Mesmo diante de um cenário adverso, marcado por ataques aos direitos do funcionalismo, os sindicatos resistiram politicamente, organizaram a base e enfrentaram pressões para evitar a paralisação das carreiras, progressões e vantagens temporais. Essa resistência garantiu que, na maioria das cidades maranhenses, os servidores não fossem penalizados por uma lei injusta, enquanto continuavam trabalhando — muitos na linha de frente — durante a maior crise sanitária da história recente.
A injustiça do congelamento e a correção histórica
A Lei Complementar nº 173/2020 suspendeu a contagem de tempo de serviço para fins de anuênios, triênios, quinquênios, sexta-parte e licença-prêmio, desconsiderando completamente o esforço e o sacrifício dos servidores públicos no período da pandemia.
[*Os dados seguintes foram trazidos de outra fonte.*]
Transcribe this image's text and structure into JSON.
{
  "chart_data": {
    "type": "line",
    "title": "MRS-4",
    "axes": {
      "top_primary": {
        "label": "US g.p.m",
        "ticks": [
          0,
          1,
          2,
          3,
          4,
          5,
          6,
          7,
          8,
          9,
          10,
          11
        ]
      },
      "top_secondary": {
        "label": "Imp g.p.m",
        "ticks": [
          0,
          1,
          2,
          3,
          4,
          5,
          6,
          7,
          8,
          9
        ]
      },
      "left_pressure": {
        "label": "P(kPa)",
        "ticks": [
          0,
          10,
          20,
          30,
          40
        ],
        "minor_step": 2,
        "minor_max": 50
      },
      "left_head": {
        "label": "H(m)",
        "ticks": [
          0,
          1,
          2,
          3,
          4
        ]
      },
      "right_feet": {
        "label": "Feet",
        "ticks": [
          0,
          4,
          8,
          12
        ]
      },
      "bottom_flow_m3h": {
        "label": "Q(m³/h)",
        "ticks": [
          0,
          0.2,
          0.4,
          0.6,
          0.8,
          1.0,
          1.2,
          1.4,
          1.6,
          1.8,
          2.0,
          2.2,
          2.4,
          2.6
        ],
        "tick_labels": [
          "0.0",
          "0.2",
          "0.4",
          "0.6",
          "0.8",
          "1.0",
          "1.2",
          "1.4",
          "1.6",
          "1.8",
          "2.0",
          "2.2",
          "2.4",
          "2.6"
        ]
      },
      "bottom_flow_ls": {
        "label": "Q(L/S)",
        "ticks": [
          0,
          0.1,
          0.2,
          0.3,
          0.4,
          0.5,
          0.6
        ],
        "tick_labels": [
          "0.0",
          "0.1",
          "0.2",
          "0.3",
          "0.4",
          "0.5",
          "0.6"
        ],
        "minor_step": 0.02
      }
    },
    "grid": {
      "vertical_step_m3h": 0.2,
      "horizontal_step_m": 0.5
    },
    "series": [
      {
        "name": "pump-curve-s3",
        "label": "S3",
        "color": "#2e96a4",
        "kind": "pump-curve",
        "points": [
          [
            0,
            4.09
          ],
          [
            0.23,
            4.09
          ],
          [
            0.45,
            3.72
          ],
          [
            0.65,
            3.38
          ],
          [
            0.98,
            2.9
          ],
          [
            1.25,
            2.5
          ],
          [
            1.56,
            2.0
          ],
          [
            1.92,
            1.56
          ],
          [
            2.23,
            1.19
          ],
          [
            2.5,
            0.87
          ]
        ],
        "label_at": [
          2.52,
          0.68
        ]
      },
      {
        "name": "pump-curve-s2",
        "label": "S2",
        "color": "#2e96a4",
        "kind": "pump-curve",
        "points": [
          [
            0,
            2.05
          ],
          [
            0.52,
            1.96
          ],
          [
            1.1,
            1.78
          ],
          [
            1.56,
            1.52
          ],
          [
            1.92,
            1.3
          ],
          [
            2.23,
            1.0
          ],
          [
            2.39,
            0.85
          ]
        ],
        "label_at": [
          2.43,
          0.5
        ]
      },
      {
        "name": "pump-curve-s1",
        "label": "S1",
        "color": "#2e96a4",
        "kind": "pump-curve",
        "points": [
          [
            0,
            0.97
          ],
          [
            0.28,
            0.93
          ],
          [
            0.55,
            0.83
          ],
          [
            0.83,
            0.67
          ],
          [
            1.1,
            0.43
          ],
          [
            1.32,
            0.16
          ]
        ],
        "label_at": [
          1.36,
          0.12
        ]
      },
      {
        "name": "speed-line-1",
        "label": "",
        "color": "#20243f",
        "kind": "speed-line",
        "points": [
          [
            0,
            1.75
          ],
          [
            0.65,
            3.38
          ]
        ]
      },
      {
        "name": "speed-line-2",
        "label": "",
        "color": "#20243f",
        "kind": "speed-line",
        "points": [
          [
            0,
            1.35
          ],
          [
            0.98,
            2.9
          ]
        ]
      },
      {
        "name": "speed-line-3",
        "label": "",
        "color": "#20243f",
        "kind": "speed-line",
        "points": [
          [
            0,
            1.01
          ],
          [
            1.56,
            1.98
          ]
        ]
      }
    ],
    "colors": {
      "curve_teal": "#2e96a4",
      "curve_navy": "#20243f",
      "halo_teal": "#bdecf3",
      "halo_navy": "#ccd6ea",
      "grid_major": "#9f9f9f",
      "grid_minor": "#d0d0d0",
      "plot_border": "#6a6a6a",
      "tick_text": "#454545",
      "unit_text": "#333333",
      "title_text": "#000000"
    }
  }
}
Agora, essa distorção começa a ser corrigida.
Foi sancionada pelo presidente Luiz Inácio Lula da Silva, em 12 de janeiro de 2026, e publicada no Diário Oficial da União, a Lei Complementar nº 226/2026, conhecida nacionalmente como Lei do “Descongela Já”. A nova legislação é originada de proposta do Senado e representa uma vitória concreta da mobilização do funcionalismo público em todo o Brasil.
O que garante a Lei Complementar nº 226/2026
A nova lei autoriza estados, o Distrito Federal e os municípios a restabelecerem e pagarem, inclusive de forma retroativa, os direitos remuneratórios congelados durante a pandemia, observados alguns critérios. Entre os principais pontos, destacam-se:
- Restabelecimento automático do tempo de serviço para benefícios como anuênios, triênios, quinquênios, sexta-parte, licença-prêmio e mecanismos equivalentes;
- Período abrangido: os 583 dias entre 28 de maio de 2020 e 31 de dezembro de 2021;
- Pagamentos retroativos autorizados, desde que o ente federativo tenha decretado estado de calamidade pública à época e possua disponibilidade orçamentária;
- Alcance nacional, beneficiando mais de 5 milhões de servidores públicos municipais e estaduais.
Vitória da mobilização dos servidores
A sanção da LC 226/2026 simboliza uma vitória política do funcionalismo público, fruto da luta organizada das entidades sindicais, das federações, confederações e da pressão permanente sobre o Congresso Nacional. Ela reafirma que os direitos temporais dos servidores não podem ser tratados como privilégios, mas como reconhecimento pelo trabalho prestado à sociedade.
No Maranhão, essa conquista soma-se à luta já travada localmente, onde sindicatos filiados à FETRACSE mostraram força, unidade e compromisso com a defesa das carreiras públicas municipais.
A luta continua nos municípios
Apesar da vitória no plano federal, a FETRACSE alerta: nenhum direito se efetiva sem luta local. Para que os benefícios sejam aplicados de fato, é fundamental que estados e municípios acolham a lei federal por meio de legislação própria.
Agora, é hora de intensificar a mobilização. Servidores e sindicatos devem pressionar prefeitos e câmaras municipais para que seja corrigida a injustiça imposta durante a pandemia, garantindo a contagem do tempo, o pagamento retroativo e a plena recomposição das carreiras.
A FETRACSE seguirá firme, ao lado dos sindicatos e dos servidores municipais do Maranhão, porque a história já provou:
sem luta não há vitória — e a luta continua!